The Oak Fire erupted Friday in Mariposa County, near the small town of Midpines. 12 miles east, firefighters made progress against the Washburn Fire near Yosemite that threatened the park’s largest and most iconic sequoia grove.
The Washburn Fire is 80% contained after two weeks of firefighting, but the Oak Fire remains 0% contained as of Sunday afternoon, according to Cal Fire.
The 2,000 firefighters battling the blaze will encounter tough conditions including low humidity, high temperatures, and steep terrain, Cal Fire said. The agency also dispatched 17 helicopters, 225 fire engines, 58 dozers, and 23 water tenders to fight the Oak Fire.
WILDFIRE, PANDEMIC, GAS PRICES, REPEAT: It’s been a tough run for Yosemite businesses
HOW DO YOU SAVE GIANT SEQUOIAS FROM WILDFIRES?: Sprinklers, trenches and sometimes foil blankets
By Sunday afternoon, the blaze had destroyed 10 residential and commercial structures and damaged five, according to Cal Fire. Pacific Gas & Electric said on its website that more than 3,100 homes and businesses in the area had lost power, with no indication when it would be restored.

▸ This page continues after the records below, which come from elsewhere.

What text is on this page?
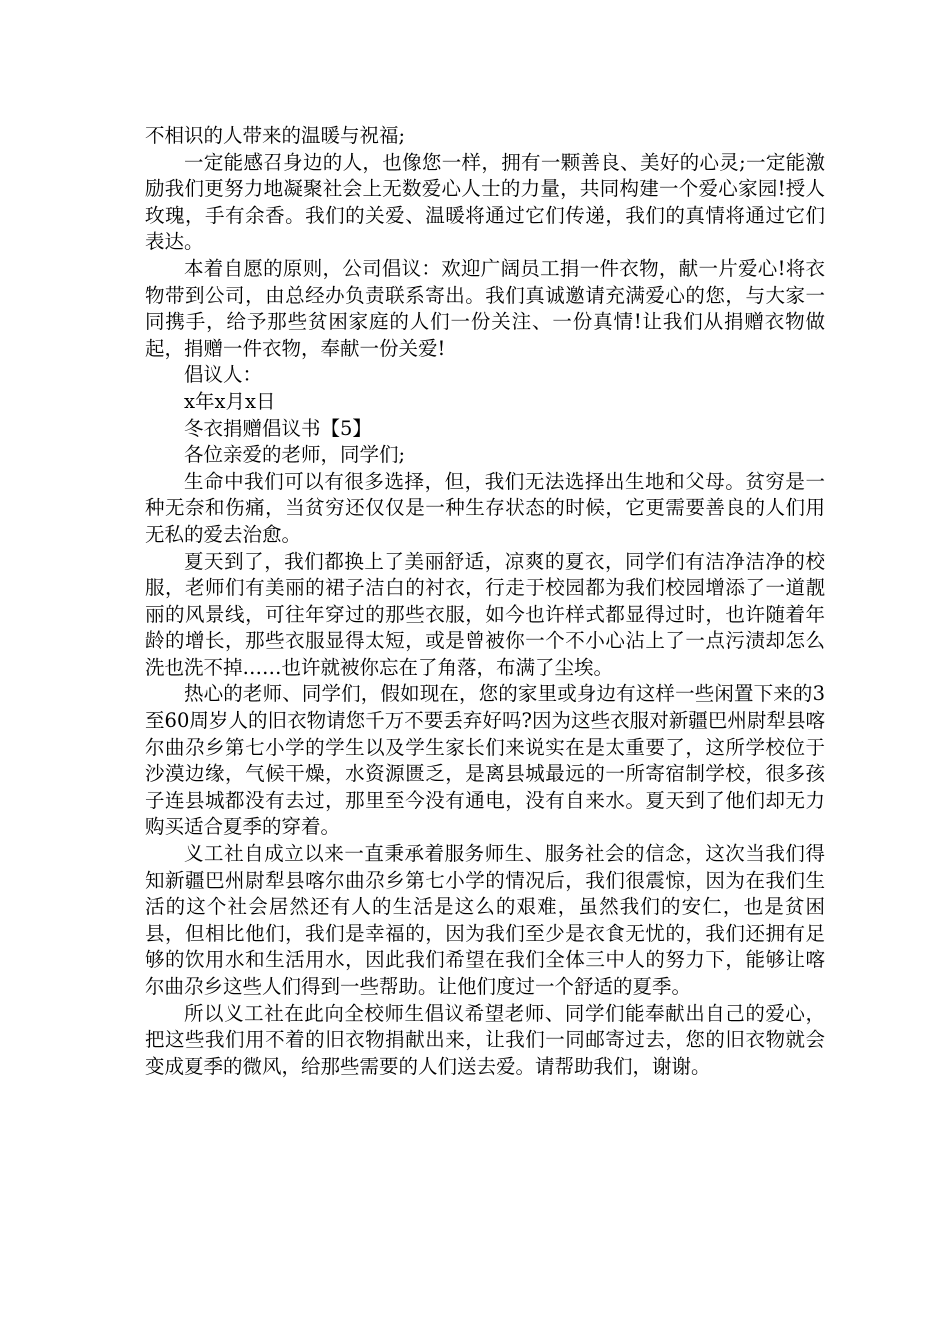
不相识的人带来的温暖与祝福;

一定能感召身边的人，也像您一样，拥有一颗善良、美好的心灵;一定能激励我们更努力地凝聚社会上无数爱心人士的力量，共同构建一个爱心家园!授人玫瑰，手有余香。我们的关爱、温暖将通过它们传递，我们的真情将通过它们表达。

本着自愿的原则，公司倡议：欢迎广阔员工捐一件衣物，献一片爱心!将衣物带到公司，由总经办负责联系寄出。我们真诚邀请充满爱心的您，与大家一同携手，给予那些贫困家庭的人们一份关注、一份真情!让我们从捐赠衣物做起，捐赠一件衣物，奉献一份关爱!

倡议人：

x年x月x日

冬衣捐赠倡议书【5】

各位亲爱的老师，同学们;

生命中我们可以有很多选择，但，我们无法选择出生地和父母。贫穷是一种无奈和伤痛，当贫穷还仅仅是一种生存状态的时候，它更需要善良的人们用无私的爱去治愈。

夏天到了，我们都换上了美丽舒适，凉爽的夏衣，同学们有洁净洁净的校服，老师们有美丽的裙子洁白的衬衣，行走于校园都为我们校园增添了一道靓丽的风景线，可往年穿过的那些衣服，如今也许样式都显得过时，也许随着年龄的增长，那些衣服显得太短，或是曾被你一个不小心沾上了一点污渍却怎么洗也洗不掉……也许就被你忘在了角落，布满了尘埃。

热心的老师、同学们，假如现在，您的家里或身边有这样一些闲置下来的3至60周岁人的旧衣物请您千万不要丢弃好吗?因为这些衣服对新疆巴州尉犁县喀尔曲尕乡第七小学的学生以及学生家长们来说实在是太重要了，这所学校位于沙漠边缘，气候干燥，水资源匮乏，是离县城最远的一所寄宿制学校，很多孩子连县城都没有去过，那里至今没有通电，没有自来水。夏天到了他们却无力购买适合夏季的穿着。

义工社自成立以来一直秉承着服务师生、服务社会的信念，这次当我们得知新疆巴州尉犁县喀尔曲尕乡第七小学的情况后，我们很震惊，因为在我们生活的这个社会居然还有人的生活是这么的艰难，虽然我们的安仁，也是贫困县，但相比他们，我们是幸福的，因为我们至少是衣食无忧的，我们还拥有足够的饮用水和生活用水，因此我们希望在我们全体三中人的努力下，能够让喀尔曲尕乡这些人们得到一些帮助。让他们度过一个舒适的夏季。

所以义工社在此向全校师生倡议希望老师、同学们能奉献出自己的爱心，把这些我们用不着的旧衣物捐献出来，让我们一同邮寄过去，您的旧衣物就会变成夏季的微风，给那些需要的人们送去爱。请帮助我们，谢谢。
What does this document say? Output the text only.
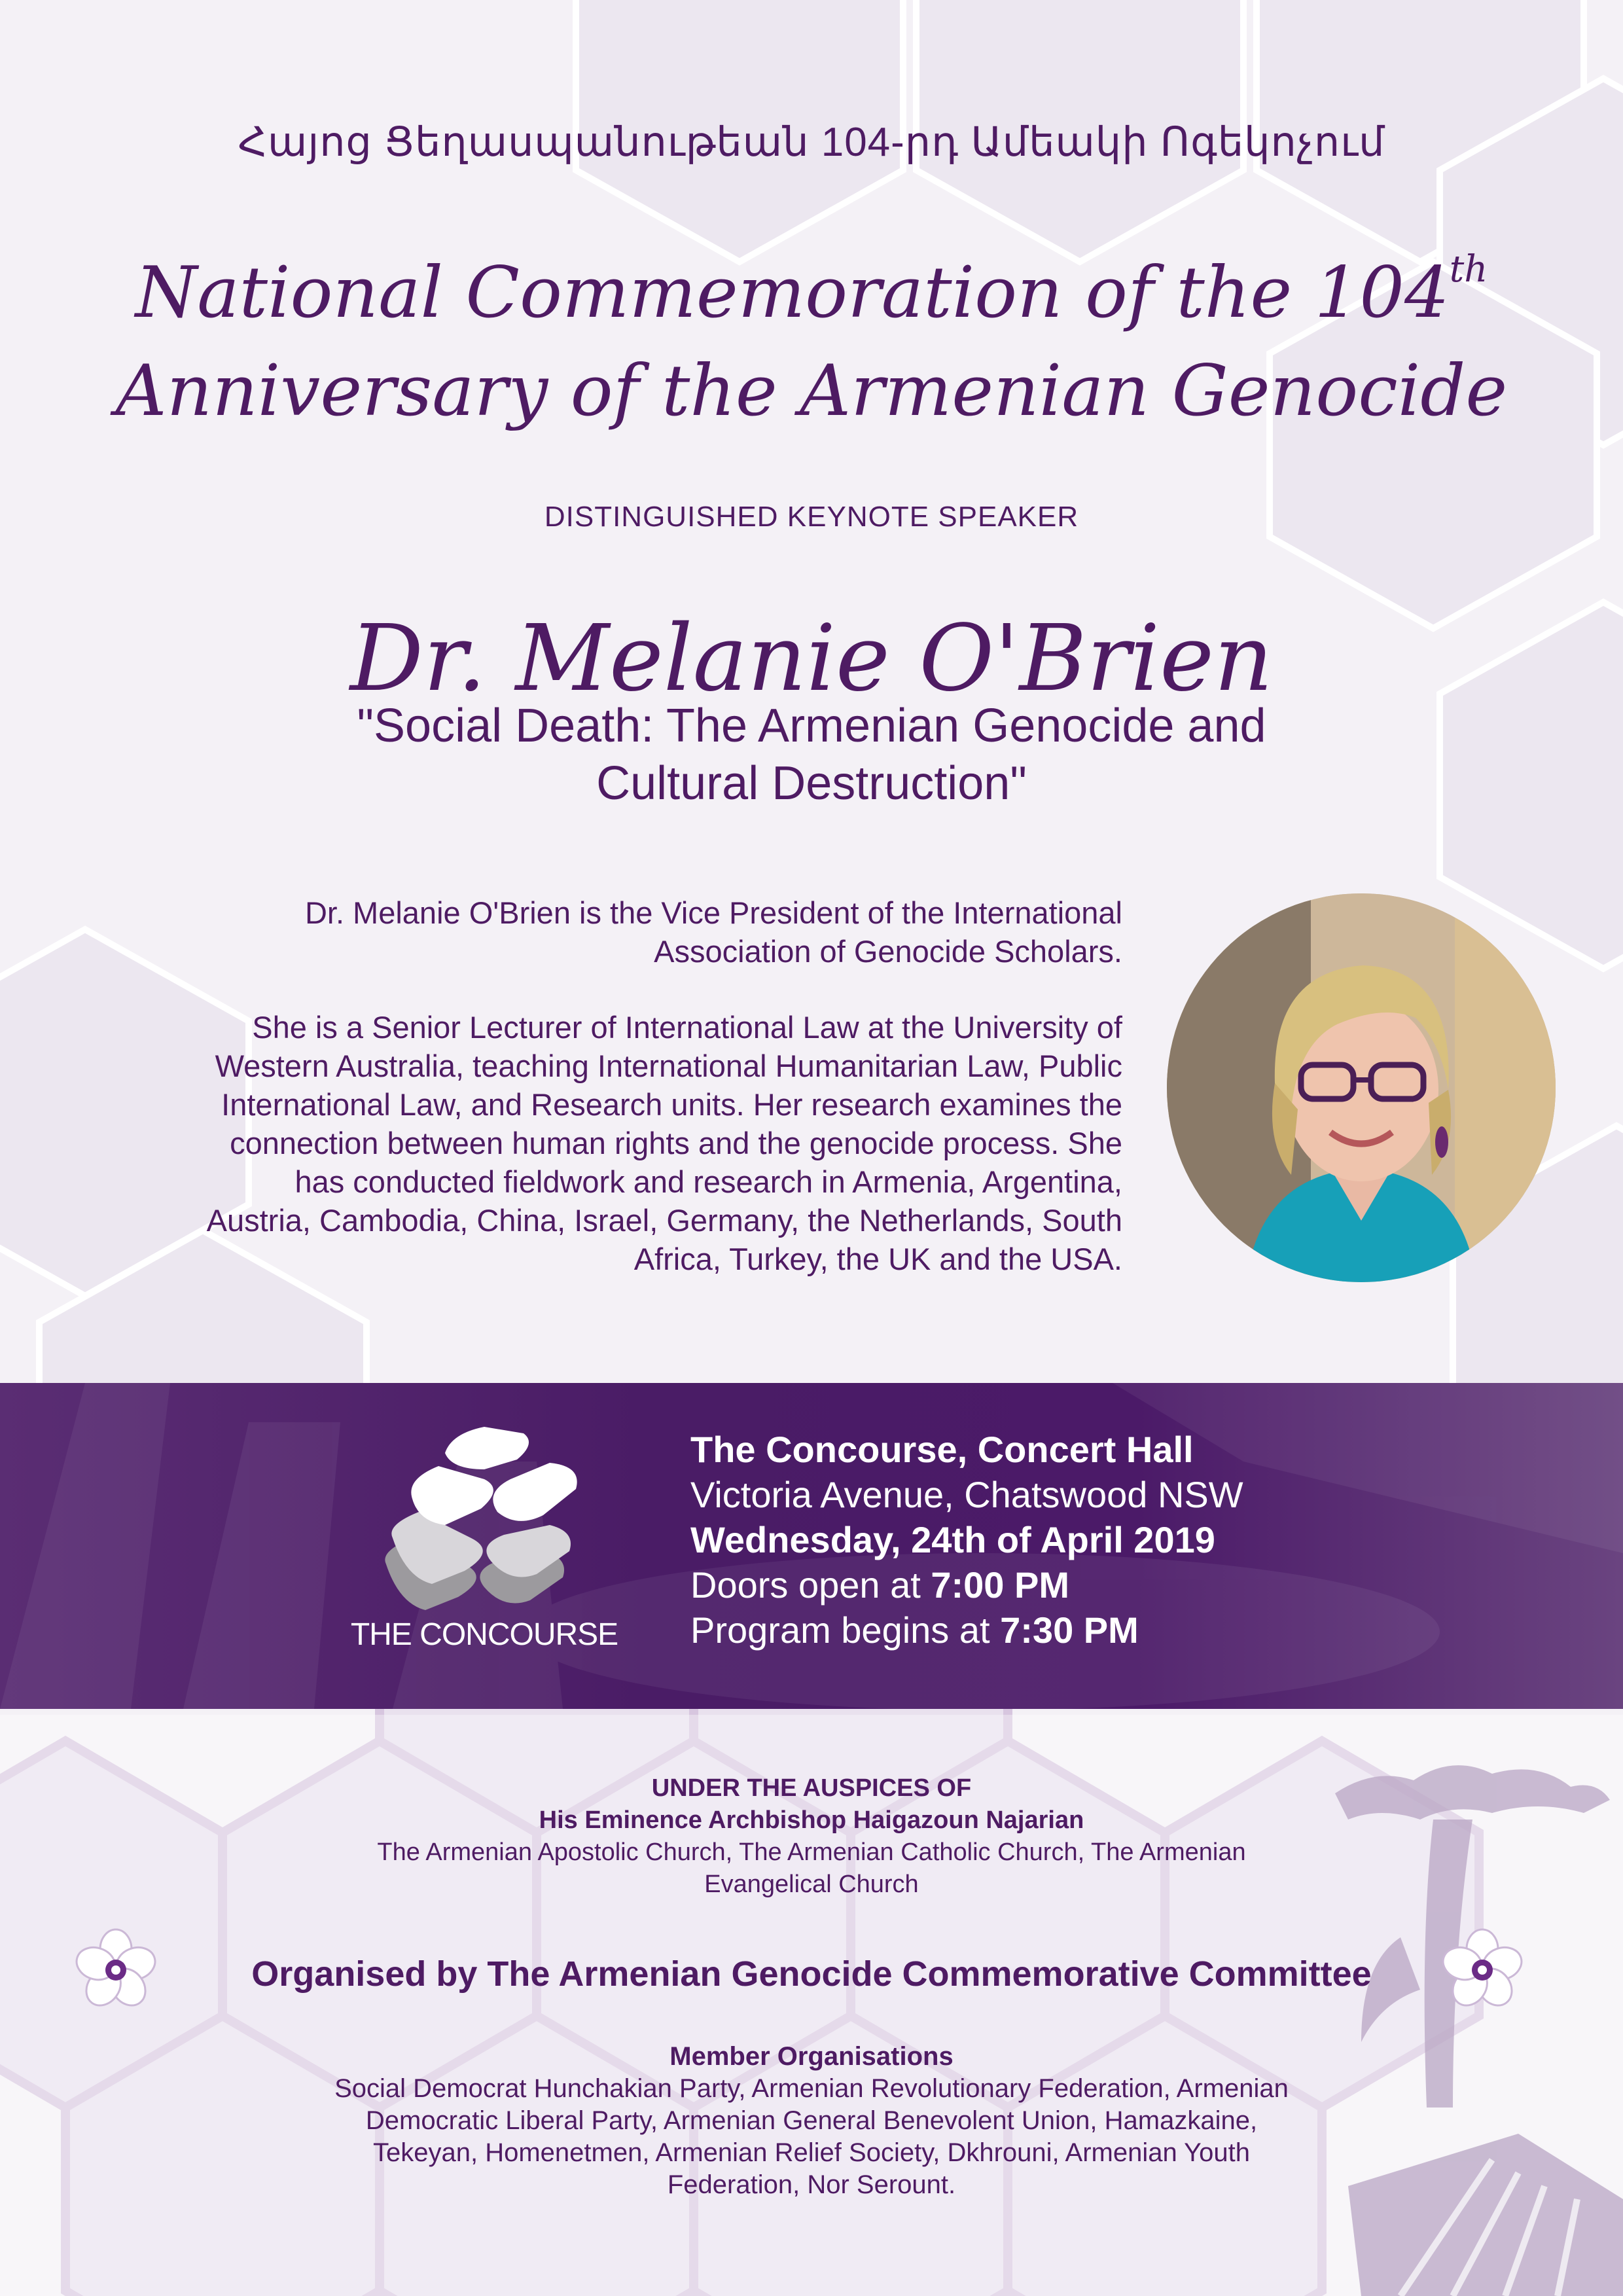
Հայոց Ցեղասպանութեան 104-րդ Ամեակի Ոգեկոչում
National Commemoration of the 104th
Anniversary of the Armenian Genocide
DISTINGUISHED KEYNOTE SPEAKER
Dr. Melanie O'Brien
"Social Death: The Armenian Genocide and
Cultural Destruction"
Dr. Melanie O'Brien is the Vice President of the International
Association of Genocide Scholars.
She is a Senior Lecturer of International Law at the University of
Western Australia, teaching International Humanitarian Law, Public
International Law, and Research units. Her research examines the
connection between human rights and the genocide process. She
has conducted fieldwork and research in Armenia, Argentina,
Austria, Cambodia, China, Israel, Germany, the Netherlands, South
Africa, Turkey, the UK and the USA.
THE CONCOURSE
The Concourse, Concert Hall
Victoria Avenue, Chatswood NSW
Wednesday, 24th of April 2019
Doors open at 7:00 PM
Program begins at 7:30 PM
UNDER THE AUSPICES OF
His Eminence Archbishop Haigazoun Najarian
The Armenian Apostolic Church, The Armenian Catholic Church, The Armenian
Evangelical Church
Organised by The Armenian Genocide Commemorative Committee
Member Organisations
Social Democrat Hunchakian Party, Armenian Revolutionary Federation, Armenian
Democratic Liberal Party, Armenian General Benevolent Union, Hamazkaine,
Tekeyan, Homenetmen, Armenian Relief Society, Dkhrouni, Armenian Youth
Federation, Nor Serount.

California Gov. Gavin Newsom proclaimed a state of emergency for Mariposa County because of the fire, and over 6,000 people in the remote Sierra Nevada foothills were evacuated. A handful of residents defied the orders and stayed behind, said Adrienne Freeman with the U.S. Forest Service.
“We urge people to evacuate when told,” Freeman said. “This fire is moving very fast.”
The cause of the fire is under investigation, Cal Fire said.
California has experienced increasingly larger and deadlier wildfires in recent years with climate change warming and drying the western U.S. over the past three decades. Wildfires will likely become even more unpredictable, frequent, and destructive, scientists have warned.